SoMuch4SmallTalk

Tuesday, September 26, 2006

Launch

BBC reports SpaceLoft XL lifted off from Spaceport America in New Mexico, on Monday. Moments later it veered off course and crashed. (Hopefully, this is not prophetic for this blog's first posting.)

According to the Aero-News Network, however, there is good news. Launch Logistics coordinator Tracey Larsen said it's possible at least some of the payload survived intact. She is quoted in the article as observing, "...If it was easy, everyone would be doing it...."

The next scheduled launch is for October 21, according to Aero-News. Part of the payload scheduled for that flight will include the ashes of several celebrities (Mercury Astronaut Gordon Cooper and James Doohan, who played Scotty on Star Trek.)

The October flight is called the Legacy Flight by Celestis, a company of Space Services Inc., or SSI. The company says that remains will be returned to family or loved ones as a keepsake commemorating a final voyage to outer space.

Time Magazine featured SSI's first successful flight - Conestoga I, almost 24 years ago.
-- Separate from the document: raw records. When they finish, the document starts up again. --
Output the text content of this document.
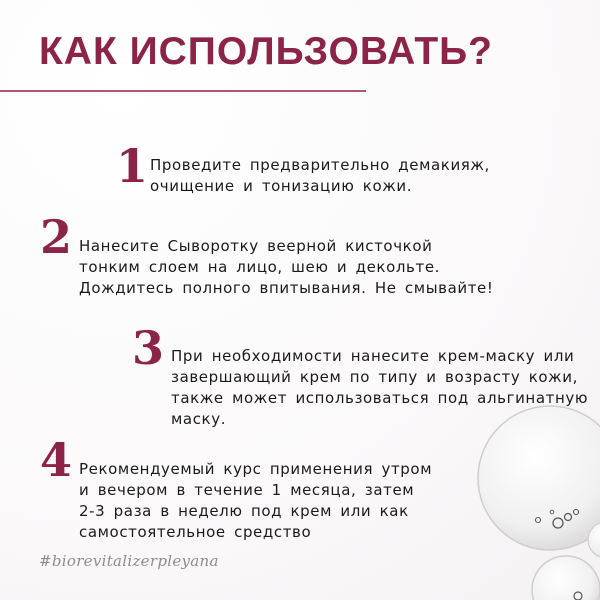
КАК ИСПОЛЬЗОВАТЬ?
1 Проведите предварительно демакияж,
очищение и тонизацию кожи.

2 Нанесите Сыворотку веерной кисточкой
тонким слоем на лицо, шею и декольте.
Дождитесь полного впитывания. Не смывайте!

3 При необходимости нанесите крем-маску или
завершающий крем по типу и возрасту кожи,
также может использоваться под альгинатную
маску.

4 Рекомендуемый курс применения утром
и вечером в течение 1 месяца, затем
2-3 раза в неделю под крем или как
самостоятельное средство

#biorevitalizerpleyana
In an article posted September 20, 1982 another Mercury astronaut, Donald ("Deke") Slayton, who was Conestoga's flight director said "...We didn't have a single anomaly in flight."

Less than six months after Conestoga's flight, Slayton chaired the first "Private Enterprise in Space" panel at the 25th Space Congress in Cocoa Beach, FL. Seven of the first companies involved in that infant industry presented research. One of those research papers (Orbital Economics: Engineering Growth) was presented by this blog's author. Legacy is an important theme for this blog.

Obviously, another important theme for a blog named So Much for Small Talk will be Exploration - as well as Growth. The conclusion of that paper, over 20 years ago, was (and is) that "...there is a future for growth."